POLS NOTE: Essentially, Gardner is admitting that the House should have pursued all legal avenues to require administration officials to adhere to subpoenas…which pretty much validates the whole “obstruction of justice” argument.

Oh, and here’s some interesting video from 2011 of Gardner blasting the Obama administration for slow-walking documents related to the investigation of Solyndra.

Finally, when articles of impeachment come to the Senate along partisan lines, when nearly half of the people remain unmoved…

POLS NOTE: An astounding 75% of Americans wanted the Senate to call additional witnesses.

…and maintain adamant support for the president, and when the country is just months away from an election, in these circumstances, the American people would likely not accept removing the president and the Senate can wisely decline to usurp the people’s power to elect their own president. 

POLS NOTE: Remember that Gardner also supported Senate Majority Leader Mitch McConnell in 2016 when they refused to even hold hearings for a vacant Supreme Court seat using the exact same rationale.

It has been said in this trial that the American people cannot make that decision for themselves.

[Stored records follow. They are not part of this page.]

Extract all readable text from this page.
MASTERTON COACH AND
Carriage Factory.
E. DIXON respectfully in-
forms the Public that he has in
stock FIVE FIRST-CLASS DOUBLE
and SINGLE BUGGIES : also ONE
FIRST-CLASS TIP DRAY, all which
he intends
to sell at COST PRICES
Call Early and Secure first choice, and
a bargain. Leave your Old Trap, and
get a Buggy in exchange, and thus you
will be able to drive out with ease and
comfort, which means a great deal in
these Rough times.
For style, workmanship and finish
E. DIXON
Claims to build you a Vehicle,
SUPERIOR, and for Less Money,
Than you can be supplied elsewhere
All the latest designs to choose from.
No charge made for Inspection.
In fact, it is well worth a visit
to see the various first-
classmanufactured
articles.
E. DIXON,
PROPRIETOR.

I couldn’t disagree more. I believe in the American people. I believe in our people to evaluate our president, to make their decision in November and move forward in our enduring effort to form a more perfect union. 

POLS NOTE: The American people are not supposed to vote on articles of impeachment. That’s not what the “Framers” intended. 

I do not believe that a Senate nullification of two elections over defective impeachment articles is in the nation’s best interest. 

POLS NOTE: Perhaps someone could ask Gardner if there were ever a circumstance under which the Senate should remove a President from office. Gardner’s former boss, Sen. Wayne Allard, believed that perjury in a civil case was sufficient. You can’t kill an impeachment clause that might already have been dead. 

So let’s move forward with the people’s business and bring this nation back together. Let’s rise up together, not fight each other. Not all of us voted for President Trump…

POLS NOTE: Funny you mention this, Sen. Gardner, since you yourself did not vote for Donald Trump in 2016. Gardner wrote in “Mike Pence” for President. 

…not all of us voted for the last president, or the one before him. Yet we should work to make our nation successful regardless of partisan passions.

POLS NOTE: But…you just said that we couldn’t impeach President Trump because some Americans voted for him. 

Passion positively placed will provide our nation with the prosperity it has always been blessed with. 

POLS NOTE: Peter Piper picked a peck of pickled peppers. 

Partisan poison will prove devastating to our nation’s long-term prosperity.  We must not allow our fractures to destroy our national fabric, or partisanship to destroy our friendships. If we come together, we’ll succeed together, for surely we are bound together in this the great United States of America.

 

Comments

8 thoughts on “Cory Gardner’s Official Impeachment Remarks, Annotated

  1. We’re not sure what Gardner is talking about here when he says he “successfully sought” to make evidence, records and documents part of the record.

    What Cory is talking about is the vote for the rules which allowed the entire House impeachment record to be brought in as evidence.  "Republicans early Wednesday morning pushed through ground rules for President Trump’s impeachment trial on a party-line vote of 53 to 47."

  2. So, is it the “policy” of the Trump Administration to ask foreign countries to interfere in American elections?

    . . . It sure shit is now!

     

    PS.  My eyes had started to glaze over already even before I got to that point.  It was at that point, however, that I just couldn’t take any more of the lies and weaselly blargle.  I’m sure there’s more stuff after . . . 

  3. The GAO explicitly notes that the witholding of Ukraine aid served no policy purpose. Giuliani told the Ukrainians at one point that he was acting on behalf of Trump the private citizen, who was willing to execrise his official powers to personal benefit.

    Cory is full of that stuff so voluminous around cattle feed lots.